### Use generators for large data 

Generators do not store the entire dataset in memory, which saves memory and can be faster for large datasets.

In [1]:
# Inefficient
data = [x for x in range(10**6)]

# Efficient
data = (x for x in range(10**6))  # Saves memory

### Avoid using global variables 

Avoiding global variables helps to avoid side effects and makes functions easier to test and debug.

In [2]:
# Inefficient
count = 0
def increment():
    global count
    count += 1

# Efficient
def increment(count):
    return count + 1

### Use context managers for resource management 

Context managers ensure resources are properly managed (e.g., files are closed) without needing explicit close calls.

In [4]:
# Inefficient
file = open("file.txt", "r")
data = file.read()
file.close()

# Efficient
with open("file.txt", "r") as file:
    data = file.read()   # No need to explicitly close the file here 

### Use 'Sets' for membership testing 

Membership tests in sets are on average O(1), whereas lists are O(n).

In [5]:
# Inefficient
items = [1, 2, 3, 4, 5]
if 3 in items:
    print("Found")

# Efficient
items = {1, 2, 3, 4, 5}
if 3 in items:
    print("Found")

Found
Found


### Use default argument values 

Simplifies code and reduces the need for additional conditional checks, saving memory.

In [6]:
# Inefficient
def greet(name):
    if name is None:
        name = "Guest"
    print(f"Hello, {name}!")

# Efficient
def greet(name="Guest"):
    print(f"Hello, {name}!")

### Optimized data type in pandas 

Optimizing data types (e.g., using int32 instead of int64) reduces memory consumption, especially for large DataFrames.

In [8]:
import pandas as pd

df = pd.read_csv('large_file.csv', dtype={'column1': 'int32', 'column2': 'float32'})

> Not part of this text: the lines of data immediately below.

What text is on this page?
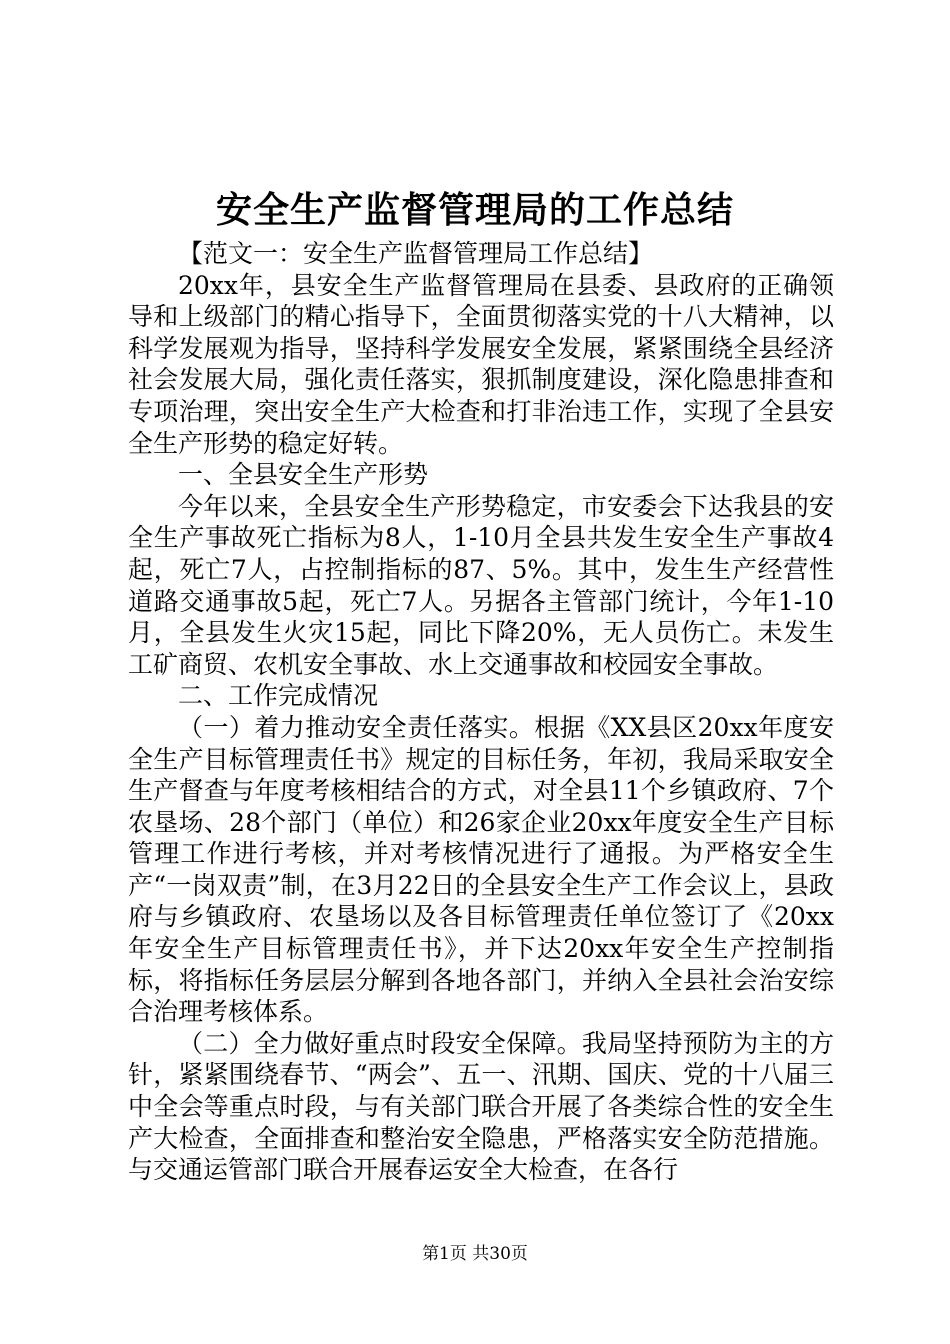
安全生产监督管理局的工作总结

【范文一：安全生产监督管理局工作总结】

20xx年，县安全生产监督管理局在县委、县政府的正确领导和上级部门的精心指导下，全面贯彻落实党的十八大精神，以科学发展观为指导，坚持科学发展安全发展，紧紧围绕全县经济社会发展大局，强化责任落实，狠抓制度建设，深化隐患排查和专项治理，突出安全生产大检查和打非治违工作，实现了全县安全生产形势的稳定好转。

一、全县安全生产形势

今年以来，全县安全生产形势稳定，市安委会下达我县的安全生产事故死亡指标为8人，1-10月全县共发生安全生产事故4起，死亡7人，占控制指标的87、5%。其中，发生生产经营性道路交通事故5起，死亡7人。另据各主管部门统计，今年1-10月，全县发生火灾15起，同比下降20%，无人员伤亡。未发生工矿商贸、农机安全事故、水上交通事故和校园安全事故。

二、工作完成情况

（一）着力推动安全责任落实。根据《XX县区20xx年度安全生产目标管理责任书》规定的目标任务，年初，我局采取安全生产督查与年度考核相结合的方式，对全县11个乡镇政府、7个农垦场、28个部门（单位）和26家企业20xx年度安全生产目标管理工作进行考核，并对考核情况进行了通报。为严格安全生产“一岗双责”制，在3月22日的全县安全生产工作会议上，县政府与乡镇政府、农垦场以及各目标管理责任单位签订了《20xx年安全生产目标管理责任书》，并下达20xx年安全生产控制指标，将指标任务层层分解到各地各部门，并纳入全县社会治安综合治理考核体系。

（二）全力做好重点时段安全保障。我局坚持预防为主的方针，紧紧围绕春节、“两会”、五一、汛期、国庆、党的十八届三中全会等重点时段，与有关部门联合开展了各类综合性的安全生产大检查，全面排查和整治安全隐患，严格落实安全防范措施。与交通运管部门联合开展春运安全大检查，在各行

第1页 共30页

### Use sparse data structures

Sparse data structures are used for datasets with many zeros or default values, saving memory by storing only non-zero elements.

In [9]:
import pandas as pd

# Creating a sparse DataFrame
sparse_df = pd.DataFrame({'A': pd.arrays.SparseArray([1, 0, 0, 1, 0])})

### Use 'del' to free memory

Using del helps to explicitly free up memory by deleting objects that are no longer needed.

In [10]:
import pandas as pd

df = pd.read_csv('large_file.csv')

del df  # Free memory

### Apply operations in place 

In-place operations modify data structures directly, reducing the need for additional memory allocation.

In [None]:
import pandas as pd
df = pd.read_csv('large_file.csv')

# Inefficient 
df = df.dropna()

# Efficient 
df.dropna(inplace=True)

### Use 'gc' to manage garbage collection

Garbage collection can be explicitly triggered to free up memory that is no longer in use, especially after large data manipulations.

In [None]:
import gc

# Force garbage collection
gc.collect()

### Use efficient aggregation methods

Efficient aggregation reduces memory overhead by avoiding intermediate data structures.

In [None]:
import pandas as pd

df = pd.read_csv('large_file.csv')
result = df.groupby('column', as_index=False).agg({'value': 'sum'})